Zwei der vier Angeklagten kamen am ersten Tag des Schöffenverfahrens zu Wort. Der 30-Jährige und die 34 Jahre alte Angeklagte bekannten sich nicht schuldig. Zentral war in beiden Einvernahmen die dienstliche WhatsApp-Gruppe, in der immer wieder beleidigende und ordinäre Kommentare in Bezug auf die Heimbewohner ausgetauscht worden waren. Er habe sich etwa im Chatverlauf als „Master of death“ bezeichnet, weil davor mehrere Bewohner verstorben seien, räumte der 30-Jährige ein. Dies sei zwar nicht professionell, aber auch nicht illegal gewesen, meinte er. Alle Beiträge hätten nichts mit realen Übergriffen zu tun gehabt.

Dem pflichtete die 34-jährige ehemalige Pflegehelferin bei. Die gebürtige Waldviertlerin sprach davon, dass in der Gruppe mit „übertriebenem Sarkasmus“ jene Sachen ins Lächerliche gezogen worden seien, „die den ganzen Tag über passieren“ – zur Verarbeitung des Pflegeablaufs. Die abgesetzten Mitteilungen seien durchgehend übertrieben gewesen. Generell seien die gegen sie im Raum stehenden Vorwürfe „abartig“.

Prozess wird kommenden Mittwoch forgesetzt

Weitere Stellungnahmen der Angeklagten zu den konkret vorgeworfenen Taten bekamen Beobachter am Mittwoch nicht zu hören. Die entsprechenden Teile der Einvernahmen fanden unter Ausschluss der Öffentlichkeit statt.

Der Prozess wird am kommenden Mittwoch fortgesetzt. Auf dem Programm stehen dann die Einvernahmen der 52-jährigen und der 55-jährigen Angeklagten. Beide wurden am ersten Verhandlungstag nicht dazu befragt, ob sie sich schuldig bekennen. Auch diese Frauen hatten im Verlauf des Ermittlungsverfahrens jedoch sämtliche Vorwürfe bestritten. Im Fall einer Verurteilung droht dem Quartett bis zu zehn Jahre Haft.

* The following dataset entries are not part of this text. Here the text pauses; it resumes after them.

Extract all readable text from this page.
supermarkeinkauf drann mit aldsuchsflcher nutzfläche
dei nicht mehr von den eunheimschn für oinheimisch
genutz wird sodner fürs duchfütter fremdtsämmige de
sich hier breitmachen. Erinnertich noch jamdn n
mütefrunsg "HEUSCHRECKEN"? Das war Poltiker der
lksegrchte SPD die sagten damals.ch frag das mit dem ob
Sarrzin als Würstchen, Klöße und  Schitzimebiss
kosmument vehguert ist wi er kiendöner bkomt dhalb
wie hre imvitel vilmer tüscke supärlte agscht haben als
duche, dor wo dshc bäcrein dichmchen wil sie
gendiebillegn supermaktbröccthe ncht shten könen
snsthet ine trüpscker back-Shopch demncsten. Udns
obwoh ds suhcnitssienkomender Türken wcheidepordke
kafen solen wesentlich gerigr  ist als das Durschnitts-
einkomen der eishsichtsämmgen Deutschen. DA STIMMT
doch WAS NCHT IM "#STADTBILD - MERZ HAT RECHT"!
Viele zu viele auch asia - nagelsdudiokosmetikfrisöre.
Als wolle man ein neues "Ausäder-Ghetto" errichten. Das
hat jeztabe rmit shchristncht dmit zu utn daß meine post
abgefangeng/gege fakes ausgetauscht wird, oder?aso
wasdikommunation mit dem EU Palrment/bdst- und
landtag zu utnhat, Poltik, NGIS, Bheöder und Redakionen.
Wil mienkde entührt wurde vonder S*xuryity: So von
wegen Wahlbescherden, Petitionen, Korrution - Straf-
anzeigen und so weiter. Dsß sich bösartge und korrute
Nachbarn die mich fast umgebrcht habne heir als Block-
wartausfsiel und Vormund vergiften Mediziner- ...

Ermittlungen laufen seit 2016

Seit Oktober 2016 wurde gegen fünf ehemalige Pflegekräfte des Heims im Bezirk St. Pölten ermittelt. Gegen einen Verdächtigen war das Verfahren eingestellt worden, wie die Staatsanwaltschaft St. Pölten bereits Mitte Jänner mitteilte.

Im Zuge der Ermittlungen wurden die Leichen mehrerer ehemaliger Heimbewohner exhumiert. Ein toxikologisches Gutachten ergab jedoch im Frühjahr 2019 keine Anzeichen, dass den Patienten systematisch ein Medikament verabreicht wurde, das den Todeseintritt beschleunigt haben könnte. Ein Verdacht in Richtung eines Tötungsdelikts erhärtete sich daher nicht.